The modern theories of civil disobedience and satyagraha have taken something from mob rule and its mechanics. Certainly it is quite frightening for large numbers of people, especially peaceful ones, to be marching and shouting common demands, if one is charged with the uncomfortable task of refusing them. If Roman guards, facing crucifixion for disobedience, could be swayed by mobs, it is obviously possible also to sway modern police even in a police state. The Velvet Revolution in former Czechoslovakia, and the resistance to the military coup in the Soviet Union in 1991 that led to the collapse of that state, were situations where the "mob" won the day due to defections by authority.
A situation where they did not win was Tiananmen Square in 1989. While initially Beijing-based units of the People's Liberation Army refused to charge on the students occupying the square, new units from the countryside were brought in who tended to perceive the students not as citizens like themselves but as spoiled people with every privelege. Slaughter followed.

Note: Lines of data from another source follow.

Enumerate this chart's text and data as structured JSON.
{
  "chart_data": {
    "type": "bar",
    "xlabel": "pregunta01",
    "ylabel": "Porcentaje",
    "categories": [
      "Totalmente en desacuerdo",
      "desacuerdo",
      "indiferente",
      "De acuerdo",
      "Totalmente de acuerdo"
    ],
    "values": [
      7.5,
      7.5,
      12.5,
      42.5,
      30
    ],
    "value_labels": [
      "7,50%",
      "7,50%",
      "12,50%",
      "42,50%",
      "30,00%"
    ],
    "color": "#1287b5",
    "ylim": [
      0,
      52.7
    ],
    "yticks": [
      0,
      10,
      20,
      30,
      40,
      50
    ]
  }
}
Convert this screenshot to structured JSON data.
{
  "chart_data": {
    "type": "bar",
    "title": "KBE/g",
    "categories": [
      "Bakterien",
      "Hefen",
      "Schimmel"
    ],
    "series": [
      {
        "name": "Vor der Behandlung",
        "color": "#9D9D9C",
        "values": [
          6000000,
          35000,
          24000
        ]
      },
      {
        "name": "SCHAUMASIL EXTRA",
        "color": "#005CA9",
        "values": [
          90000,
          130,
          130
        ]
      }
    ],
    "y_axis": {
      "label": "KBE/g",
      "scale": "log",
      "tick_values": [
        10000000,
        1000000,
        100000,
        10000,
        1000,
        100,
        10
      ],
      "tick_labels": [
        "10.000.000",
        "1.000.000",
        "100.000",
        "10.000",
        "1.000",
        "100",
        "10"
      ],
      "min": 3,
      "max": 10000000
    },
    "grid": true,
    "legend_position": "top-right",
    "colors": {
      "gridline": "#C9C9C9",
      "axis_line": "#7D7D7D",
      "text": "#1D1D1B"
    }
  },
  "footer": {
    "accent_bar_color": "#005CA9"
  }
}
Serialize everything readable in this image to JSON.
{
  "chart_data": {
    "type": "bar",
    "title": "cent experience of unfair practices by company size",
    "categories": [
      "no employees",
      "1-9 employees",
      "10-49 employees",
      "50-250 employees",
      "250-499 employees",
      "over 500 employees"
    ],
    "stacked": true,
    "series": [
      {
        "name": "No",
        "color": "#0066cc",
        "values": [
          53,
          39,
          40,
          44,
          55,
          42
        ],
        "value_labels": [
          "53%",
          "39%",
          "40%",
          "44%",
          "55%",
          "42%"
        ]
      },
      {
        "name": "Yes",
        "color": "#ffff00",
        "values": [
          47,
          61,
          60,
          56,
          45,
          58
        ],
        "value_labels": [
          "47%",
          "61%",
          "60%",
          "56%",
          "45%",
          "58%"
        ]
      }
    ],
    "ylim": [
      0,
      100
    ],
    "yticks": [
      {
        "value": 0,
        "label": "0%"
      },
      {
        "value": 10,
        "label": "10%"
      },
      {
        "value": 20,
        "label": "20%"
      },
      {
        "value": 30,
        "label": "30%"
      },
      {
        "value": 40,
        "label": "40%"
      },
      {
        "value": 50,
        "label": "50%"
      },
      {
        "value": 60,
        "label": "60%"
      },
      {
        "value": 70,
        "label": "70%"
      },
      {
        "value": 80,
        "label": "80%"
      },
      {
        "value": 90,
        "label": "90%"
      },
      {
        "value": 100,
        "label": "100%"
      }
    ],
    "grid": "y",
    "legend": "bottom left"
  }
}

As this example shows, relying on sheer mob strength and disruption is chancey in any political movement, and is not to be relied upon for any extended period. Anarchism is a theory of civics that relies on mobs and passive resistance more than most, but all branches of it stress the need for ethical relationships and voluntary association. This is not a good description of a "mob", which generally lacks anything that one might actually describe as real "integrity" or an explicit "ethical code". Encounters with mob rule usually hinge on threats of bodily harm - do what the mob wants, and you won't get hurt, resist, and you almost certainly will - the sheer size of the mob making it difficult or impossible to assign blame to any one person.
The term "mob" is also sometimes used to describe organized crime. Since it is relatively simple for the criminal element to exploit public strife, e.g. by looting, or grabbing power by means of fraud in the confused circumstances, there is some resonance in the idea of "mob rule" meaning, ultimately, rule by these people who exploit or create mobs by leading them into violence.
A common observation of the long history of representative democracy is that, very often, it is physical control of polling stations that determine who wins: whoever can bring out more supporters (typically with clubs and farm implements, although not usually knives and guns) to keep the opposing political party out, wins. Political privacy is very often nonexistent in this kind of condition, so retribution against defectors is easy. This may simply represent a transition from simple mob rule with an aristocracy in charge of organizing rival mobs - this being difficult to tell from the organized crime exploitation scenario.
Some critics view the anti-globalization movement's protest against G8 and World Trade Association and IMF meetings as an attempt to impose mob rule. This may be valid, as such groups have actually managed to change at least part of the agenda, and timing, of such meetings, and forced leaders to address their concerns, out of proportion, some say, to the degree to which they are shared in the populace.